Clavier pas très tempéré à La Roque d’Anthéron

Dans de nombreux domaines, on se rend compte qu’il existe des mondes qui, décidément, ne se mélangent pas, ne se rencontrent pas. C’est un véritable apartheid social. Rappelons que ce mot afrikaan (langue officielle de l’Afrique du Sud) signifie, tout simplement, « à part ». On met donc à part des pans entiers de la population qu’on côtoie pourtant.

 

Vendredi matin, sur France-Inter, l’invité était René Martin, le fondateur et directeur du célèbre festival de piano de

La Roque

d’Anthéron. Après nous avoir certifié que les jeunes font preuve de curiosité et n’hésitent pas à passer du classique à la techno en passant par la « world », après avoir vanté les platanes du 17ième siècle, l’acoustique du parc, il répond à l’unique question d’auditeur. Il s’agit d’une habitante de la commune qui se plaint de payer des impôts sur la commune, sur le département, sur la région et de n’avoir aucun retour. Avec ses enfants, une soirée au festival représente un investissement qu’elle ne peut, de toute évidence, pas se permettre.

 

Réponse du directeur. Ce n’est pas vrai qu’il n’y a pas de retour.

La Roque

d’Anthéron est le village le plus connu au monde. Des entreprises viennent s’implanter grâce à la notoriété du festival. Des chambres d’hôtes se sont ouvertes qui assurent l’ambiance du village.
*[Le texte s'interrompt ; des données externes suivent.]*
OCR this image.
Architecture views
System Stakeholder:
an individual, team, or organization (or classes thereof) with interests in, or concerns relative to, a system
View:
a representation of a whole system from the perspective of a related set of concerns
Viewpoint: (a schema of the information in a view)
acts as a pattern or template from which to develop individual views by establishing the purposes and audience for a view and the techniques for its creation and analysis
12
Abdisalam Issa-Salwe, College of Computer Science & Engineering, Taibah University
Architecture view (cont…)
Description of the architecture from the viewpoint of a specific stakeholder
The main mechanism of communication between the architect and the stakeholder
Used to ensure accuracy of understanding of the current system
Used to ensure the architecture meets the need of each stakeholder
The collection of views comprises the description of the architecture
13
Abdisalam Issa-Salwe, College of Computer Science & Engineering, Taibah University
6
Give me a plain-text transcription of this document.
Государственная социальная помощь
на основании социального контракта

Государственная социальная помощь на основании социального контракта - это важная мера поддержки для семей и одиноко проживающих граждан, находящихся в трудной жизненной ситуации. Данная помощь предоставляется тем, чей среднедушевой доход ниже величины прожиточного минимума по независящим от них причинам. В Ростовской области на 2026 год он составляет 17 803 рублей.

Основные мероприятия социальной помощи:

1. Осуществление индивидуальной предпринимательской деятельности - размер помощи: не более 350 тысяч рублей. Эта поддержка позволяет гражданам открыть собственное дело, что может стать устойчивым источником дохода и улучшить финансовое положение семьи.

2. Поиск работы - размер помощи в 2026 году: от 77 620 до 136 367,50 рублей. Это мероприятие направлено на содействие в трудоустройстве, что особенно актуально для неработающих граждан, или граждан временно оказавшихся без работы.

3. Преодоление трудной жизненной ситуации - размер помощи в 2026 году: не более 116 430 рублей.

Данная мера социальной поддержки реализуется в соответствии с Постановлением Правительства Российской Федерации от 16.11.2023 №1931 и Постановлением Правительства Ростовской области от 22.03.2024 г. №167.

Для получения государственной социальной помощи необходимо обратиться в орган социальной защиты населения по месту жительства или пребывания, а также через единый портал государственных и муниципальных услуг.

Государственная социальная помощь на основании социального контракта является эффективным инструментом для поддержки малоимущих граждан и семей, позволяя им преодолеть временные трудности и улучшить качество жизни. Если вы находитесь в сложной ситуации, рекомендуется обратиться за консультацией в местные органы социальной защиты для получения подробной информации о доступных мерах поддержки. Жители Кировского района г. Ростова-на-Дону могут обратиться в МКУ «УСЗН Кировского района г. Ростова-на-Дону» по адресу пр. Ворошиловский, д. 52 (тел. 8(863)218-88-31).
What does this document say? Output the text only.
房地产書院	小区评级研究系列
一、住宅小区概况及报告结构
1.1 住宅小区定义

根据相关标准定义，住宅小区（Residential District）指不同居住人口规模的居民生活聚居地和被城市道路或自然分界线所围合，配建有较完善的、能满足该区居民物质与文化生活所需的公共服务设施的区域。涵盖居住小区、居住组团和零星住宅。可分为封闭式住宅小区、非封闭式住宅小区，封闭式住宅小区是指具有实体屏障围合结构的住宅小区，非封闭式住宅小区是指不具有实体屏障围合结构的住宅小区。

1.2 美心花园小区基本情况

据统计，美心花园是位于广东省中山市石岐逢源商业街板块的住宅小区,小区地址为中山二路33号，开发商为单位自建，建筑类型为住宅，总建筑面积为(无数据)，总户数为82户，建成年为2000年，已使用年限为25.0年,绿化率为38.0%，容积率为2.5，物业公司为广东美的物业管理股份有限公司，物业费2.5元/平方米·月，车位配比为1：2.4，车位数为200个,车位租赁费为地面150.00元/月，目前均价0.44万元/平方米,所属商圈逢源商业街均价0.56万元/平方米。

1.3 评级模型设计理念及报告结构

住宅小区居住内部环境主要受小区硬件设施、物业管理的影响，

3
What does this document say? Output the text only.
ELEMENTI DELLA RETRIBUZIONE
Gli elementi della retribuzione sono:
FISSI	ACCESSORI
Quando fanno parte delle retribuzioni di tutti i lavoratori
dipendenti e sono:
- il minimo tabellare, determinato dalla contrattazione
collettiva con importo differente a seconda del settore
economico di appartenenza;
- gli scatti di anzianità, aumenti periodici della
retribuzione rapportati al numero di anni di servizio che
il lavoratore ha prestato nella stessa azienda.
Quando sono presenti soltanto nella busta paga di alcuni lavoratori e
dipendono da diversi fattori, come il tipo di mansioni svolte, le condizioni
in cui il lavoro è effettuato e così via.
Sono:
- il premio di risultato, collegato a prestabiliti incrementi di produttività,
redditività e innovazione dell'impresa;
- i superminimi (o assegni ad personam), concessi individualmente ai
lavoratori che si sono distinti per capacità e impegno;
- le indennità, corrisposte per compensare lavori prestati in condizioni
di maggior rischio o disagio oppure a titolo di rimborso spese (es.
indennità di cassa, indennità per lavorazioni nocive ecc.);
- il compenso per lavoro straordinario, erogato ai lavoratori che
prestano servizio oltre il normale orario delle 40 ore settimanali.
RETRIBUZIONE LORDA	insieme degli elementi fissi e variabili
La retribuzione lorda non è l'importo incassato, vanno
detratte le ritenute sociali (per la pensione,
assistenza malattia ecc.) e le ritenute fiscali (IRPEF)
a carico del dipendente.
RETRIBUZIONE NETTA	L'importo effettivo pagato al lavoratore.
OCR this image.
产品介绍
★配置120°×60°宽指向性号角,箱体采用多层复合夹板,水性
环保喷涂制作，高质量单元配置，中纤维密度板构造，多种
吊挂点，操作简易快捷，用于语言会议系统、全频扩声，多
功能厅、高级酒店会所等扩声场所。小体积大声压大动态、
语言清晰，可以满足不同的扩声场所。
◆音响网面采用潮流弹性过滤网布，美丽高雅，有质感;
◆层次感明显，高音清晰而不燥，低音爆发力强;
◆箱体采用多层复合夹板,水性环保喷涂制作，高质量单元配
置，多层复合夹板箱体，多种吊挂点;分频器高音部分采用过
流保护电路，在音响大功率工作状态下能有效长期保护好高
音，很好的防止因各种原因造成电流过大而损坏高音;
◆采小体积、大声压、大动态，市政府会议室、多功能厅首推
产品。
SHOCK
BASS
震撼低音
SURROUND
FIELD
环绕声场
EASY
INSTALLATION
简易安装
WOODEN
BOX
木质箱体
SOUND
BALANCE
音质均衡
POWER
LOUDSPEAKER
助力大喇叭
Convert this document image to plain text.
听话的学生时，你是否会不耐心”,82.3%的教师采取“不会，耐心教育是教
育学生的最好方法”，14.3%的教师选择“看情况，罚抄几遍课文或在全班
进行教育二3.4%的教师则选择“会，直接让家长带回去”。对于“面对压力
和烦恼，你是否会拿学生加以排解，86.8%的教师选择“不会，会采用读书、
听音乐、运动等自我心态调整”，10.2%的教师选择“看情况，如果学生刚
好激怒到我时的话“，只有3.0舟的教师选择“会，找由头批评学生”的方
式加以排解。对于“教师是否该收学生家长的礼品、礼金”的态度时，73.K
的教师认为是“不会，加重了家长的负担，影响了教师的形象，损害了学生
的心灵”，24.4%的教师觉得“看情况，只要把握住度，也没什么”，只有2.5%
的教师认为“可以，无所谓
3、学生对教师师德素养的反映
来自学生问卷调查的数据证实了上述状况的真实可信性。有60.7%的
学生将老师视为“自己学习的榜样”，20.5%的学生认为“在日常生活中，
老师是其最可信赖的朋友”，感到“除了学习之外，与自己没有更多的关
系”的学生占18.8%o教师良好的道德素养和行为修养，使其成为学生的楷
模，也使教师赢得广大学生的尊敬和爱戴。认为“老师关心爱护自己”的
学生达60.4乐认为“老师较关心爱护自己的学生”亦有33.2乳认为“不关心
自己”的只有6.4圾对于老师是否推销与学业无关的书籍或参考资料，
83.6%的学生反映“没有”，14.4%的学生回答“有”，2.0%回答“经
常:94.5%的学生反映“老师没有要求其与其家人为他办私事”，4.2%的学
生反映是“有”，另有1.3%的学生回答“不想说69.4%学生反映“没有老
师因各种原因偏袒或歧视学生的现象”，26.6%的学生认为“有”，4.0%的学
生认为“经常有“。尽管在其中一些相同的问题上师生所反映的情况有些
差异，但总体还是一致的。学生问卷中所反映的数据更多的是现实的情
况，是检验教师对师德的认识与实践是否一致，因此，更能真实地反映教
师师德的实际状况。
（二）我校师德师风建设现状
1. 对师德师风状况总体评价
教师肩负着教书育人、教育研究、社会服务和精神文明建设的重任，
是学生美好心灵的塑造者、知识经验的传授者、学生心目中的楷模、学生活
Il y a des places à 15€, donc, cette dame peut venir écouter un récital sans se ruiner.

 

Sur quelle planète vit donc ce monsieur Martin ? Cette famille qui a, peut-être, deux enfants, devra débourser 45€ autrement dit l’équivalent de 300 de nos vieux francs. Il existe surement des tarifs pour les enfants mais le prix reste dissuasif pour une famille moyenne et encore, à condition qu’il y ait des places à 15€ pour le soir qui l’intéresse. Généralement, le prix des places tourne plutôt autour de 20€. A

La Roque

, le minimum à débourser est de 25€. Pour 15€, on aura droit d’écouter un pianiste inconnu qui espère être invité l’an prochain et qui doit encore se contenter d’assure le lever de rideau avant le récital du soir plein tarif.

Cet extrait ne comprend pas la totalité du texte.